Department of Immunology, Instituto de Parasitología y Biomedicina López-Neyra, IPBLN-CSIC, Consejo Superior de Investigaciones Científicas, Parque Tecnológico Ciencias de la Salud, Avenida del Conocimiento s/n 18100-Armilla, Granada, Spain.
Ann Rheum Dis. 2013 Apr;72(4):602-7. doi: 10.1136/annrheumdis-2012-201888. Epub 2012 Aug 15.
A recent genome-wide association study in European systemic sclerosis (SSc) patients identified three loci (PSORS1C1, TNIP1 and RHOB) as novel genetic risk factors for the disease. The aim of this study was to replicate the previously mentioned findings in a large multicentre independent SSc cohort of Caucasian ancestry.
4389 SSc patients and 7611 healthy controls from different European countries and the USA were included in the study. Six single nucleotide polymorphisms (SNP): rs342070, rs13021401 (RHOB), rs2233287, rs4958881, rs3792783 (TNIP1) and rs3130573 (PSORS1C1) were analysed. Overall significance was calculated by pooled analysis of all the cohorts. Haplotype analyses and conditional logistic regression analyses were carried out to explore further the genetic structure of the tested loci.
Pooled analyses of all the analysed SNPs in TNIP1 revealed significant association with the whole disease (rs2233287 p(MH)=1.94×10(-4), OR 1.19; rs4958881 p(MH)=3.26×10(-5), OR 1.19; rs3792783 p(MH)=2.16×10(-4), OR 1.19). These associations were maintained in all the subgroups considered. PSORS1C1 comparison showed association with the complete set of patients and all the subsets except for the anti-centromere-positive patients. However, the association was dependent on different HLA class II alleles. The variants in the RHOB gene were not associated with SSc or any of its subsets.
These data confirmed the influence of TNIP1 on an increased susceptibility to SSc and reinforced this locus as a common autoimmunity risk factor.

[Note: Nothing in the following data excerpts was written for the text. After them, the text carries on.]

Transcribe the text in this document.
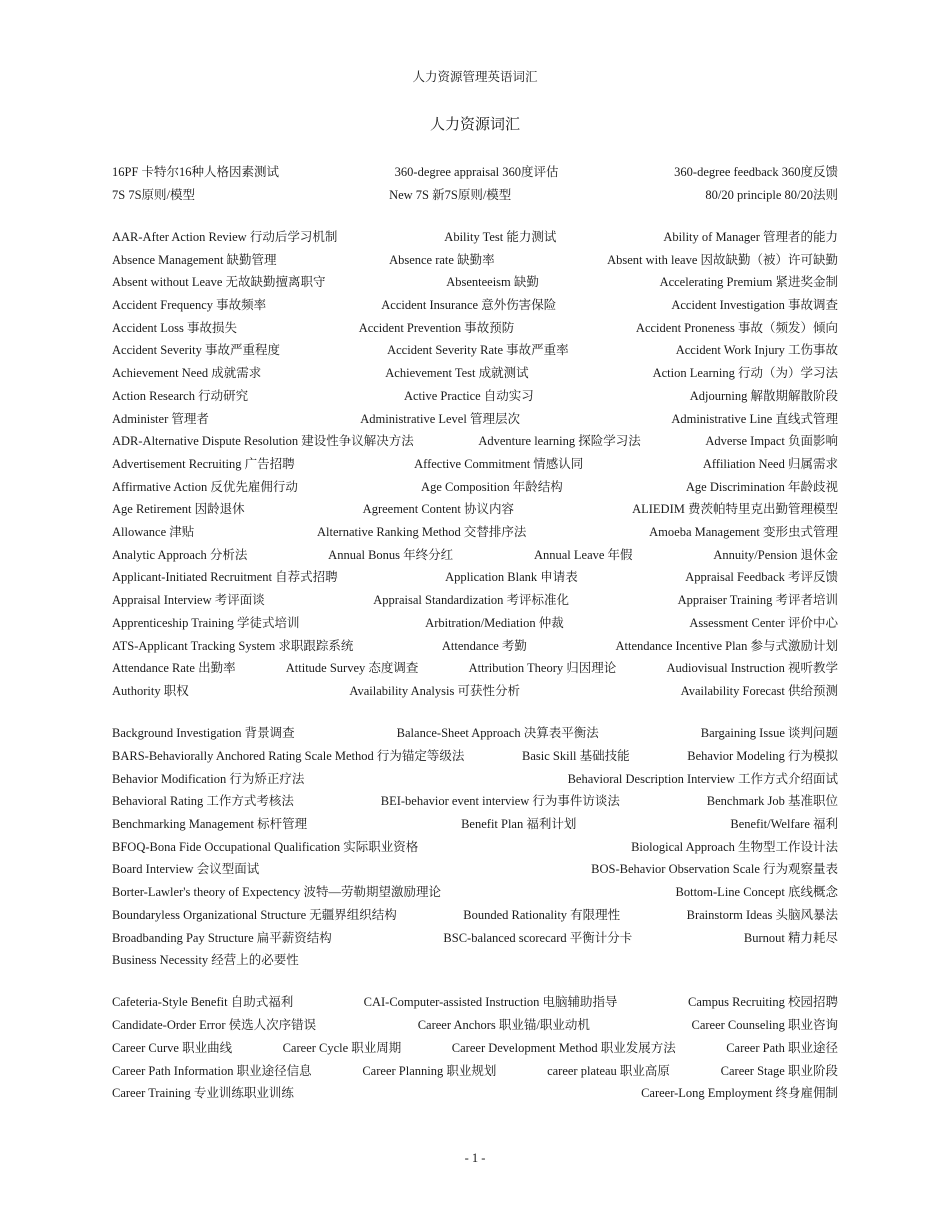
人力资源管理英语词汇
人力资源词汇
16PF 卡特尔16种人格因素测试	360-degree appraisal 360度评估	360-degree feedback 360度反馈
7S 7S原则/模型	New 7S 新7S原则/模型	80/20 principle 80/20法则
AAR-After Action Review 行动后学习机制	Ability Test 能力测试	Ability of Manager 管理者的能力
Absence Management 缺勤管理	Absence rate 缺勤率	Absent with leave 因故缺勤（被）许可缺勤
Absent without Leave 无故缺勤擅离职守	Absenteeism 缺勤	Accelerating Premium 紧进奖金制
Accident Frequency 事故频率	Accident Insurance 意外伤害保险	Accident Investigation 事故调查
Accident Loss 事故损失	Accident Prevention 事故预防	Accident Proneness 事故（频发）倾向
Accident Severity 事故严重程度	Accident Severity Rate 事故严重率	Accident Work Injury 工伤事故
Achievement Need 成就需求	Achievement Test 成就测试	Action Learning 行动（为）学习法
Action Research 行动研究	Active Practice 自动实习	Adjourning 解散期解散阶段
Administer 管理者	Administrative Level 管理层次	Administrative Line 直线式管理
ADR-Alternative Dispute Resolution 建设性争议解决方法	Adventure learning 探险学习法	Adverse Impact 负面影响
Advertisement Recruiting 广告招聘	Affective Commitment 情感认同	Affiliation Need 归属需求
Affirmative Action 反优先雇佣行动	Age Composition 年龄结构	Age Discrimination 年龄歧视
Age Retirement 因龄退休	Agreement Content 协议内容	ALIEDIM 费茨帕特里克出勤管理模型
Allowance 津贴	Alternative Ranking Method 交替排序法	Amoeba Management 变形虫式管理
Analytic Approach 分析法	Annual Bonus 年终分红	Annual Leave 年假	Annuity/Pension 退休金
Applicant-Initiated Recruitment 自荐式招聘	Application Blank 申请表	Appraisal Feedback 考评反馈
Appraisal Interview 考评面谈	Appraisal Standardization 考评标准化	Appraiser Training 考评者培训
Apprenticeship Training 学徒式培训	Arbitration/Mediation 仲裁	Assessment Center 评价中心
ATS-Applicant Tracking System 求职跟踪系统	Attendance 考勤	Attendance Incentive Plan 参与式激励计划
Attendance Rate 出勤率	Attitude Survey 态度调查	Attribution Theory 归因理论	Audiovisual Instruction 视听教学
Authority 职权	Availability Analysis 可获性分析	Availability Forecast 供给预测
Background Investigation 背景调查	Balance-Sheet Approach 决算表平衡法	Bargaining Issue 谈判问题
BARS-Behaviorally Anchored Rating Scale Method 行为锚定等级法	Basic Skill 基础技能	Behavior Modeling 行为模拟
Behavior Modification 行为矫正疗法	Behavioral Description Interview 工作方式介绍面试
Behavioral Rating 工作方式考核法	BEI-behavior event interview 行为事件访谈法	Benchmark Job 基准职位
Benchmarking Management 标杆管理	Benefit Plan 福利计划	Benefit/Welfare 福利
BFOQ-Bona Fide Occupational Qualification 实际职业资格	Biological Approach 生物型工作设计法
Board Interview 会议型面试	BOS-Behavior Observation Scale 行为观察量表
Borter-Lawler's theory of Expectency 波特—劳勒期望激励理论	Bottom-Line Concept 底线概念
Boundaryless Organizational Structure 无疆界组织结构	Bounded Rationality 有限理性	Brainstorm Ideas 头脑风暴法
Broadbanding Pay Structure 扁平薪资结构	BSC-balanced scorecard 平衡计分卡	Burnout 精力耗尽
Business Necessity 经营上的必要性
Cafeteria-Style Benefit 自助式福利	CAI-Computer-assisted Instruction 电脑辅助指导	Campus Recruiting 校园招聘
Candidate-Order Error 侯选人次序错误	Career Anchors 职业锚/职业动机	Career Counseling 职业咨询
Career Curve 职业曲线	Career Cycle 职业周期	Career Development Method 职业发展方法	Career Path 职业途径
Career Path Information 职业途径信息	Career Planning 职业规划	career plateau 职业高原	Career Stage 职业阶段
Career Training 专业训练职业训练	Career-Long Employment 终身雇佣制
- 1 -
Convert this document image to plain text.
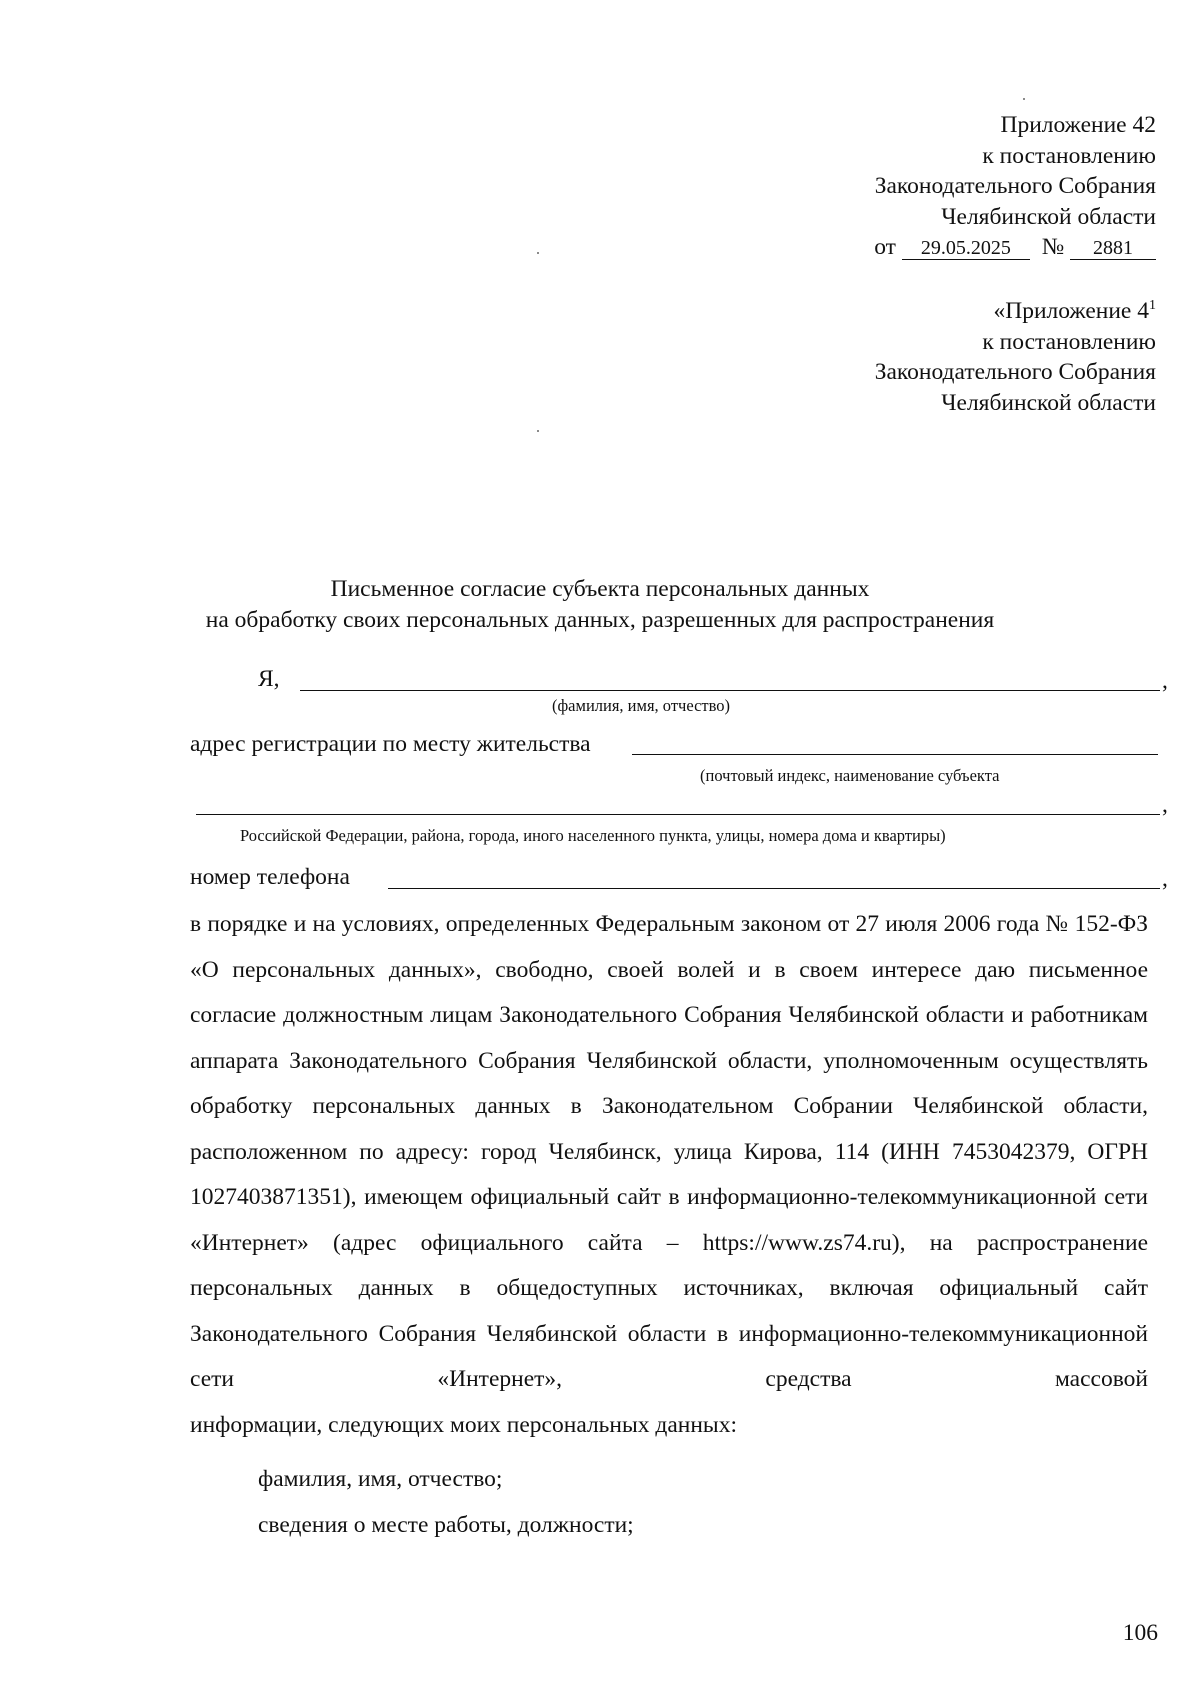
Приложение 42
к постановлению
Законодательного Собрания
Челябинской области
от 29.05.2025 № 2881
«Приложение $4^1$
к постановлению
Законодательного Собрания
Челябинской области
Письменное согласие субъекта персональных данных
на обработку своих персональных данных, разрешенных для распространения
Я,	,
(фамилия, имя, отчество)
адрес регистрации по месту жительства
(почтовый индекс, наименование субъекта
,
Российской Федерации, района, города, иного населенного пункта, улицы, номера дома и квартиры)
номер телефона	,
в порядке и на условиях, определенных Федеральным законом от 27 июля 2006 года № 152-ФЗ «О персональных данных», свободно, своей волей и в своем интересе даю письменное согласие должностным лицам Законодательного Собрания Челябинской области и работникам аппарата Законодательного Собрания Челябинской области, уполномоченным осуществлять обработку персональных данных в Законодательном Собрании Челябинской области, расположенном по адресу: город Челябинск, улица Кирова, 114 (ИНН 7453042379, ОГРН 1027403871351), имеющем официальный сайт в информационно-телекоммуникационной сети «Интернет» (адрес официального сайта – https://www.zs74.ru), на распространение персональных данных в общедоступных источниках, включая официальный сайт Законодательного Собрания Челябинской области в информационно-телекоммуникационной сети «Интернет», средства массовой
информации, следующих моих персональных данных:
фамилия, имя, отчество;
сведения о месте работы, должности;
106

最近一项针对欧洲系统性硬化症(SSc)患者的全基因组关联研究发现了三个新的遗传风险位点(PSORS1C1、TNIP1 和 RHOB)。本研究的目的是在一个大型、多中心的、欧洲裔白种人独立 SSc 队列中对上述发现进行复制。
本研究共纳入来自不同欧洲国家和美国的 4389 名 SSc 患者和 7611 名健康对照。分析了 6 个单核苷酸多态性(SNP):rs342070、rs13021401(RHOB)、rs2233287、rs4958881、rs3792783(TNIP1)和 rs3130573(PSORS1C1)。通过对所有队列的汇总分析计算总体显著性。进行单体型分析和条件逻辑回归分析,以进一步探讨所检测位点的遗传结构。
TNIP1 中所有分析 SNP 的汇总分析显示与整个疾病存在显著相关性(rs2233287 p(MH)=1.94×10(-4),OR 1.19;rs4958881 p(MH)=3.26×10(-5),OR 1.19;rs3792783 p(MH)=2.16×10(-4),OR 1.19)。这些关联在考虑的所有亚组中均得到维持。PSORS1C1 的比较显示与所有患者和除抗着丝点阳性患者以外的所有亚组存在关联。然而,这种关联依赖于不同的 HLA Ⅱ类等位基因。RHOB 基因中的变体与 SSc 或其任何亚组均无关联。
这些数据证实了 TNIP1 对 SSc 易感性增加的影响,并强化了该位点作为一个常见的自身免疫风险因素。